Table 'Worktable'. Scan count 5, logical reads 5763460, physical reads 0, read-ahead reads 0, lob logical reads 0, lob physical reads 0, lob read-ahead reads 0.
Table '******'. Scan count 1, logical reads 1295, physical reads 0, read-ahead reads 0, lob logical reads 0, lob physical reads 0, lob read-ahead reads 0.
Stats on 2005
Table 'Worktable'. Scan count 0, logical reads 0, physical reads 0, read-ahead reads 0, lob logical reads 0, lob physical reads 0, lob read-ahead reads 0.
Table '*******'. Scan count 1, logical reads 1306, physical reads 0, read-ahead reads 0, lob logical reads 0, lob physical reads 0, lob read-ahead reads 0.
When I compared the two execution plans. On 2008, it uses merge join and there is a sort. On 2005, it uses hash join.

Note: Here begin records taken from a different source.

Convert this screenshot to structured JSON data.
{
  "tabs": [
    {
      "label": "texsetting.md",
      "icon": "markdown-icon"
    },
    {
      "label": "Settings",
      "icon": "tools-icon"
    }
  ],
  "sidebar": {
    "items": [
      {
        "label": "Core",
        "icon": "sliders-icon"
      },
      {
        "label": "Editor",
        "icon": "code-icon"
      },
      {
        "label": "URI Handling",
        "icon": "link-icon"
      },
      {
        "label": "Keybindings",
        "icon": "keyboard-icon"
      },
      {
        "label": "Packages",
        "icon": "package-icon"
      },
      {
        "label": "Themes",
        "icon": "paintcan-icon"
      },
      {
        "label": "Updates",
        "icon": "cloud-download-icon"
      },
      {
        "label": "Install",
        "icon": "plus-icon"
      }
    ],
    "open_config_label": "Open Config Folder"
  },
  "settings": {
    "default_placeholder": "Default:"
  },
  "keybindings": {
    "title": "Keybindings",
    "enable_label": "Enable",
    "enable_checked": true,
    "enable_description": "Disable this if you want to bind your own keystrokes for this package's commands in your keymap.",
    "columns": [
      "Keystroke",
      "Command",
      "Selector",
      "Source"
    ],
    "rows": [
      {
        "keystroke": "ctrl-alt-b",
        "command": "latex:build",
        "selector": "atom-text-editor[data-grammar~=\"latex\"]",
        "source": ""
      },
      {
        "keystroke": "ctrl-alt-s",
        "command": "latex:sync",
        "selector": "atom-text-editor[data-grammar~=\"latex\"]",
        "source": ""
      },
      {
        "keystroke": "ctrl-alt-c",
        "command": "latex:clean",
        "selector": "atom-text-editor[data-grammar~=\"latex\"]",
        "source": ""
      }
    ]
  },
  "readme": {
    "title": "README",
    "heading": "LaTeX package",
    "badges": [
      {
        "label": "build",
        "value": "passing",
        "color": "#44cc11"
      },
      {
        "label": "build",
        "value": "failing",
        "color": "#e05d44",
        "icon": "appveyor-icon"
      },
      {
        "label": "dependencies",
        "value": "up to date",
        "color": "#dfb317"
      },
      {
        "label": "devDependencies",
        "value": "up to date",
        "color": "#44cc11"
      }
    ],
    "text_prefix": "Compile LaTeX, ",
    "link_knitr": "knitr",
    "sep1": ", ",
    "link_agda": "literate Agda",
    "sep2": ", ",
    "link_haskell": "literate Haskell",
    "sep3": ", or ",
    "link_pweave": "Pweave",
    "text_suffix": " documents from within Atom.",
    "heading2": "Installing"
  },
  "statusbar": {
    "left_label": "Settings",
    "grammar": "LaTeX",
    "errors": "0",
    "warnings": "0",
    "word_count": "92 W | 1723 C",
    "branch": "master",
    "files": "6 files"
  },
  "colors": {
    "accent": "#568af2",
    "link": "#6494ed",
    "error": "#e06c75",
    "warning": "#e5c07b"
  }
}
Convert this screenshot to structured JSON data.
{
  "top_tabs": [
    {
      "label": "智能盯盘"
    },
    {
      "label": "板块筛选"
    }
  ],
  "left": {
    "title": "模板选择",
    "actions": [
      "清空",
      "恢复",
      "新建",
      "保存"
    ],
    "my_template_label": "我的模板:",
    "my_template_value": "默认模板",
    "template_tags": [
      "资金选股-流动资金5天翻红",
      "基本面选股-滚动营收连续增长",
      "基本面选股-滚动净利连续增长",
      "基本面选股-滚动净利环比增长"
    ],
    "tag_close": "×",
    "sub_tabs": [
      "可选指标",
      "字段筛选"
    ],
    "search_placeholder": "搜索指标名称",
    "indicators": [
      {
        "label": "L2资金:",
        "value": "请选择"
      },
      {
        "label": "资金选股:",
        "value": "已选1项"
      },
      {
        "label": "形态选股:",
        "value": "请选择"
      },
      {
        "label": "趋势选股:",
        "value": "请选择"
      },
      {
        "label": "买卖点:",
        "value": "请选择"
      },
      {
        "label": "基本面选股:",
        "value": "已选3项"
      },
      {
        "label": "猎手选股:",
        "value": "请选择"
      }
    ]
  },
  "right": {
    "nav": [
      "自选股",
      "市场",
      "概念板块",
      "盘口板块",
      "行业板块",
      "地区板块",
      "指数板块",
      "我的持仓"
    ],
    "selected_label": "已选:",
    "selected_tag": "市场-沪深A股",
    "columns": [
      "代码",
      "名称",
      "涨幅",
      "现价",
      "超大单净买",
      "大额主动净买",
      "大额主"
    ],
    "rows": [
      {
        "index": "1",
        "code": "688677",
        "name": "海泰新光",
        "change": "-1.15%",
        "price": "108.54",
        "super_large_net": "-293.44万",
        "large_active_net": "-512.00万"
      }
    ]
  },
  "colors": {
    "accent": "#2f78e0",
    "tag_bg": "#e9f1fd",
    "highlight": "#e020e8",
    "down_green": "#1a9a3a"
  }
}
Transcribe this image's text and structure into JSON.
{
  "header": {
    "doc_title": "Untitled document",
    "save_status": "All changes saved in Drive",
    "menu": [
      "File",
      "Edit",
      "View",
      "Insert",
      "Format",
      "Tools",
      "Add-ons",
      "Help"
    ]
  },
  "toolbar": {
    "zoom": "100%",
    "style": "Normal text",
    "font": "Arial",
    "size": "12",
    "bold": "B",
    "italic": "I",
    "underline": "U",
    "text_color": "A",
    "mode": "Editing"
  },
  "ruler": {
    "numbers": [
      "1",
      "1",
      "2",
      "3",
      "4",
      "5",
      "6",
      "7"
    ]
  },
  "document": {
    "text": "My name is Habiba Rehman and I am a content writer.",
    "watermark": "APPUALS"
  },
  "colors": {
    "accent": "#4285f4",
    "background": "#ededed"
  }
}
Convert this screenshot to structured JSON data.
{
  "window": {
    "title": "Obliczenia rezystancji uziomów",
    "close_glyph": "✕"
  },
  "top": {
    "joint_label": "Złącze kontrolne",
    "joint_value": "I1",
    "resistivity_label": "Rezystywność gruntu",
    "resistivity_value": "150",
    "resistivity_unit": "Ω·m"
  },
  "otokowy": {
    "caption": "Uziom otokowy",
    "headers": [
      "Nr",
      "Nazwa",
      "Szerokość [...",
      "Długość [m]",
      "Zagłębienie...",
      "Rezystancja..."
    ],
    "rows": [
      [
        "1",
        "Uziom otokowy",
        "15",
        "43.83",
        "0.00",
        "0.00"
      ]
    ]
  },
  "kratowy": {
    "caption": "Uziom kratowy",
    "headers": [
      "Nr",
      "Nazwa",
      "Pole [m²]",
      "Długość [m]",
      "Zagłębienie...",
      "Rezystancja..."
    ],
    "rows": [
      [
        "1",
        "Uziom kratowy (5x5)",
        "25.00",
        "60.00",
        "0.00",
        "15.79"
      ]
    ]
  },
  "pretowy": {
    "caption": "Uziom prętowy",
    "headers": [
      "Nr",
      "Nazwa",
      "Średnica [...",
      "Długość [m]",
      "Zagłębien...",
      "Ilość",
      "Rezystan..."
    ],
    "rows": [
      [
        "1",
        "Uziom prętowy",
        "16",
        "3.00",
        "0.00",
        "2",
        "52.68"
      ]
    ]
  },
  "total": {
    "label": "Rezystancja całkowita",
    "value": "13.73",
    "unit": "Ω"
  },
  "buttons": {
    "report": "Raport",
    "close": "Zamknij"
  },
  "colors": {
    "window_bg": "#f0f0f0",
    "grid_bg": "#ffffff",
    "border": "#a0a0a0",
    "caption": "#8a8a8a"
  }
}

So I forced hash join on 2008. sql then generated same query plan as 2005 and there was no sort no logical reads any more. My query was then 3 times faster.
Not sure why there is such a difference. I can confirm index fragmentation on tables involved was very low. I also even updated stats with full scan before enforcing hash join. 2008 still uses different query plan.
In a nutshell, in my case, I had to force a hash join to resolve the issue.